Wendy RASCHKE Satirist As Frankenstein: In The Public Eye


In recent years Mary Shelley's classic Frankenstein has been re-presented in modern filmic versions, which have (re)vitalized the public imagination and have opened up new criticisms in the face of "potentially disastrous" technological advances. A number of points of contact can be identified between the young scientist and the Roman satirist: both deal with the construction of bodies; the one with the literal assemblage of body parts and the life force to produce the monster; the other with the literary construction (and deconstruction?) of a corpus of verse (cf. the disiecta membra poetae), which in turn employs the body and its parts to symbolize the disintegration of Roman society. The good citizen has become like a maimed body that has lost the use of its hands (Juvenal 3.47-8).
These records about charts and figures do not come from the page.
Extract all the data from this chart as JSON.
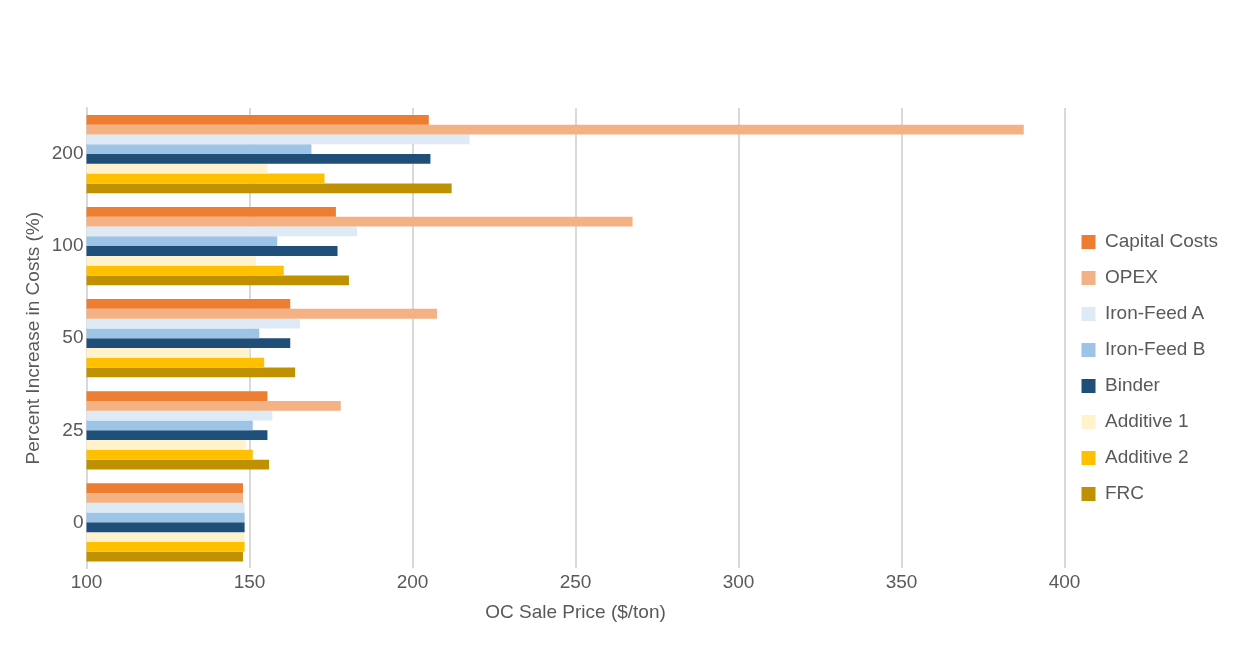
{
  "chart_data": {
    "type": "bar",
    "orientation": "horizontal",
    "xlabel": "OC Sale Price ($/ton)",
    "ylabel": "Percent Increase in Costs (%)",
    "categories": [
      "200",
      "100",
      "50",
      "25",
      "0"
    ],
    "series": [
      {
        "name": "Capital Costs",
        "color": "#ed7d31",
        "values": [
          205,
          176.5,
          162.5,
          155.5,
          148
        ]
      },
      {
        "name": "OPEX",
        "color": "#f4b183",
        "values": [
          387.5,
          267.5,
          207.5,
          178,
          148
        ]
      },
      {
        "name": "Iron-Feed A",
        "color": "#deebf7",
        "values": [
          217.5,
          183,
          165.5,
          157,
          148.5
        ]
      },
      {
        "name": "Iron-Feed B",
        "color": "#9dc3e6",
        "values": [
          169,
          158.5,
          153,
          151,
          148.5
        ]
      },
      {
        "name": "Binder",
        "color": "#1f4e79",
        "values": [
          205.5,
          177,
          162.5,
          155.5,
          148.5
        ]
      },
      {
        "name": "Additive 1",
        "color": "#fff2cc",
        "values": [
          155.5,
          152,
          150,
          149,
          148.5
        ]
      },
      {
        "name": "Additive 2",
        "color": "#ffc000",
        "values": [
          173,
          160.5,
          154.5,
          151,
          148.5
        ]
      },
      {
        "name": "FRC",
        "color": "#bf9000",
        "values": [
          212,
          180.5,
          164,
          156,
          148
        ]
      }
    ],
    "xlim": [
      100,
      400
    ],
    "xticks": [
      100,
      150,
      200,
      250,
      300,
      350,
      400
    ],
    "grid": "x",
    "legend": "right"
  }
}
Like the text of Mary Shelley and like some ancient historians, the satirical text invites us to consider the evidence, to scrutinize in a "theatrical" manner (theasthai); it provides us with sequences of characters, rendered as through a camera lens which focuses only upon the most essential elements and leaves the viewer to reconstruct the whole. The emphasis on part over whole bears witness to the dislocation of values in the society. The audience/spectator is offered an extraordinary image—a self-propelled belly; the ear and the cock's comb of a tyrant; the funereal perfume of a Crispinus; a cup weakened by shaking and demanding retirement—to wonder at: this is the thauma of Herodotus, the miraclum of Lucilius (17W), the monstrum of Juvenal. The poet in private creates a grotesque prodigy of parts; when it is released, it confronts a public which responds with awe (the attonita urbs of Juvenal 4.77; cf. moneo as the root of monstrum) and horror: when Lucilius roars... the listener blushes (Juvenal 1.166ff.). The accused is no more than a face, a sum of "death, disease, and poison" (Lucilius 37W).
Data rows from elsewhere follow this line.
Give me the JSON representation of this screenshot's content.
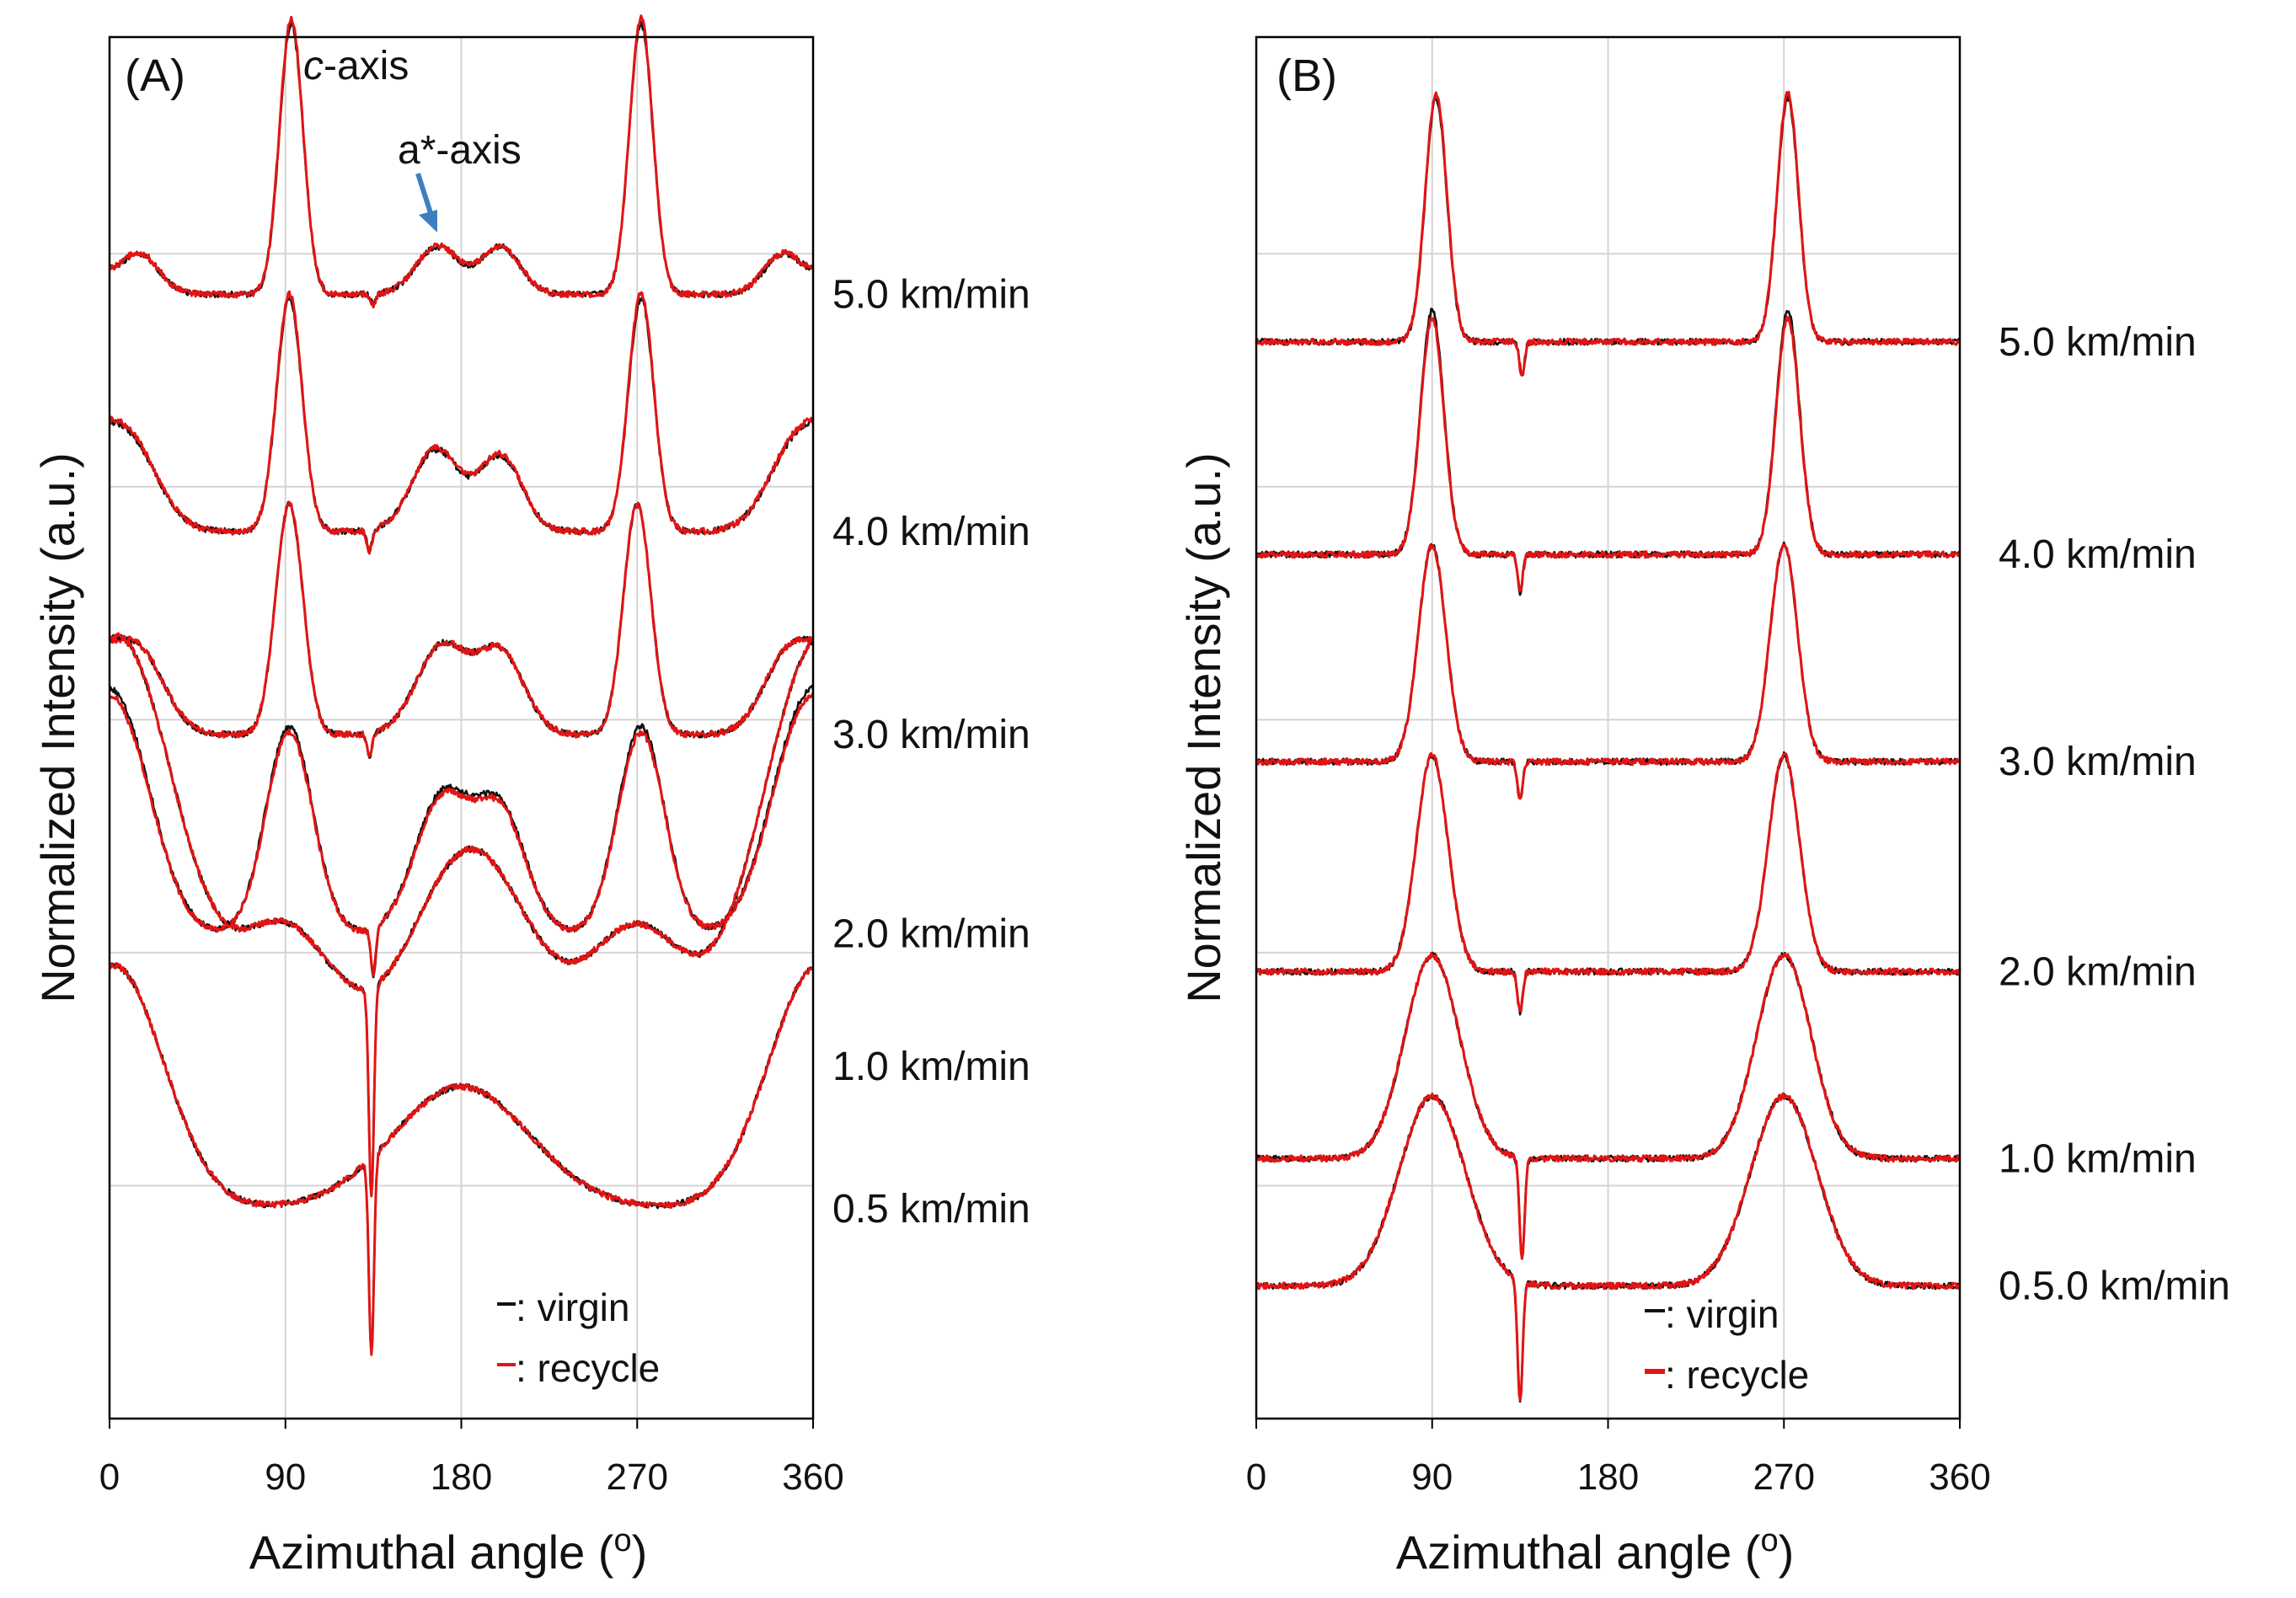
{
  "figure": {
    "panels": [
      "A",
      "B"
    ]
  },
  "chart_data": [
    {
      "type": "line",
      "panel_label": "(A)",
      "title": "",
      "xlabel": "Azimuthal angle (o)",
      "xlabel_text": "Azimuthal angle (",
      "xlabel_degree": "o",
      "xlabel_close": ")",
      "ylabel": "Normalized Intensity (a.u.)",
      "xlim": [
        0,
        360
      ],
      "ylim": [
        0,
        10.2
      ],
      "xticks": [
        0,
        90,
        180,
        270,
        360
      ],
      "xtick_labels": [
        "0",
        "90",
        "180",
        "270",
        "360"
      ],
      "yticks": [
        0,
        1.72,
        3.44,
        5.16,
        6.88,
        8.6
      ],
      "grid": true,
      "legend_position": "bottom-right",
      "legend": [
        {
          "label": ": virgin",
          "color": "#111111"
        },
        {
          "label": ": recycle",
          "color": "#e31414"
        }
      ],
      "annotations": [
        {
          "text_italic": "c",
          "text": "-axis",
          "near_x": 90
        },
        {
          "text": "a*-axis",
          "arrow_to_x": 168
        }
      ],
      "curves": [
        {
          "speed": "5.0 km/min",
          "offset": 8.3,
          "peaks": [
            [
              15,
              0.3,
              10
            ],
            [
              93,
              2.0,
              6
            ],
            [
              168,
              0.35,
              11
            ],
            [
              200,
              0.35,
              10
            ],
            [
              272,
              2.0,
              6
            ],
            [
              345,
              0.3,
              10
            ]
          ],
          "dip": [
            135,
            -0.08
          ],
          "rec_scale": 1.02
        },
        {
          "speed": "4.0 km/min",
          "offset": 6.55,
          "peaks": [
            [
              12,
              0.55,
              14
            ],
            [
              92,
              1.72,
              6.5
            ],
            [
              167,
              0.6,
              12
            ],
            [
              200,
              0.55,
              11
            ],
            [
              272,
              1.72,
              6.5
            ],
            [
              350,
              0.55,
              14
            ]
          ],
          "dip": [
            133,
            -0.15
          ],
          "rec_scale": 1.02
        },
        {
          "speed": "3.0 km/min",
          "offset": 5.05,
          "peaks": [
            [
              15,
              0.6,
              13
            ],
            [
              92,
              1.7,
              7
            ],
            [
              170,
              0.65,
              13
            ],
            [
              200,
              0.6,
              12
            ],
            [
              270,
              1.7,
              7
            ],
            [
              348,
              0.6,
              13
            ]
          ],
          "dip": [
            133,
            -0.18
          ],
          "rec_scale": 1.0
        },
        {
          "speed": "2.0 km/min",
          "offset": 3.58,
          "peaks": [
            [
              10,
              1.1,
              16
            ],
            [
              92,
              1.53,
              12
            ],
            [
              170,
              1.0,
              14
            ],
            [
              200,
              0.9,
              13
            ],
            [
              272,
              1.53,
              12
            ],
            [
              350,
              1.1,
              16
            ]
          ],
          "dip": [
            135,
            -0.35
          ],
          "rec_scale": 0.97
        },
        {
          "speed": "1.0 km/min",
          "offset": 2.6,
          "peaks": [
            [
              8,
              1.6,
              30
            ],
            [
              90,
              1.0,
              25
            ],
            [
              185,
              1.6,
              30
            ],
            [
              270,
              1.0,
              25
            ],
            [
              360,
              1.6,
              30
            ]
          ],
          "dip": [
            134,
            -1.55
          ],
          "rec_scale": 1.0
        },
        {
          "speed": "0.5 km/min",
          "offset": 1.55,
          "peaks": [
            [
              5,
              0.9,
              25
            ],
            [
              180,
              0.9,
              35
            ],
            [
              360,
              0.9,
              25
            ]
          ],
          "dip": [
            134,
            -1.45
          ],
          "rec_scale": 1.0
        }
      ]
    },
    {
      "type": "line",
      "panel_label": "(B)",
      "title": "",
      "xlabel": "Azimuthal angle (o)",
      "xlabel_text": "Azimuthal angle (",
      "xlabel_degree": "o",
      "xlabel_close": ")",
      "ylabel": "Normalized Intensity (a.u.)",
      "xlim": [
        0,
        360
      ],
      "ylim": [
        0,
        10.2
      ],
      "xticks": [
        0,
        90,
        180,
        270,
        360
      ],
      "xtick_labels": [
        "0",
        "90",
        "180",
        "270",
        "360"
      ],
      "yticks": [
        1.72,
        3.44,
        5.16,
        6.88,
        8.6
      ],
      "grid": true,
      "legend_position": "bottom-right",
      "legend": [
        {
          "label": ": virgin",
          "color": "#111111"
        },
        {
          "label": ": recycle",
          "color": "#e31414"
        }
      ],
      "curves": [
        {
          "speed": "5.0 km/min",
          "offset": 7.95,
          "peaks": [
            [
              92,
              1.8,
              5.5
            ],
            [
              272,
              1.8,
              5.5
            ]
          ],
          "dip": [
            136,
            -0.25
          ],
          "rec_scale": 1.02
        },
        {
          "speed": "4.0 km/min",
          "offset": 6.38,
          "peaks": [
            [
              90,
              1.8,
              6
            ],
            [
              272,
              1.8,
              6
            ]
          ],
          "dip": [
            135,
            -0.28
          ],
          "rec_scale": 0.97
        },
        {
          "speed": "3.0 km/min",
          "offset": 4.85,
          "peaks": [
            [
              90,
              1.6,
              7
            ],
            [
              270,
              1.6,
              7
            ]
          ],
          "dip": [
            135,
            -0.28
          ],
          "rec_scale": 1.0
        },
        {
          "speed": "2.0 km/min",
          "offset": 3.3,
          "peaks": [
            [
              90,
              1.6,
              8
            ],
            [
              270,
              1.6,
              8
            ]
          ],
          "dip": [
            135,
            -0.3
          ],
          "rec_scale": 1.0
        },
        {
          "speed": "1.0 km/min",
          "offset": 1.92,
          "peaks": [
            [
              90,
              1.5,
              14
            ],
            [
              270,
              1.5,
              14
            ]
          ],
          "dip": [
            136,
            -0.75
          ],
          "rec_scale": 1.0
        },
        {
          "speed": "0.5.0 km/min",
          "offset": 0.98,
          "peaks": [
            [
              90,
              1.4,
              17
            ],
            [
              270,
              1.4,
              17
            ]
          ],
          "dip": [
            135,
            -0.9
          ],
          "rec_scale": 1.0
        }
      ]
    }
  ]
}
Clothes also "make the man," as in the case of Creticus (Juvenal 2). The "vain delights" of outrageous spectacle and brightly coloured costumes appealed to the Roman audience (Horace, Epp. 2.1.189ff.). The height of spectacle is achieved in the amphitheatre, that microcosm of Roman society in which its pariahs serve their sentence and the pleasure of the masses. The gladiator, unrecognized by law as a human being, is an animal form, the "jut-tooth of Bovillae with his one little projecting tooth... a very rhinoceros" (Lucilius 109-110W), or the meat in a butcher's shop, "with one eye and two feet, halved like a pig." The mutilated flesh of the gladiator embodies what is wrong with Roman society. A grotesque sum of parts, he is giant and prodigy, star and outcast. Monstrous in appearance (Juvenal 6.105ff.), he is the creation of empire and satirist, a body to be exposed to the popular gaze, as Horace envisages his little book (Epp.1.20) and, like the turbot of Juvenal's fourth satire, subject to being rendered into pieces at the whim of an emperor.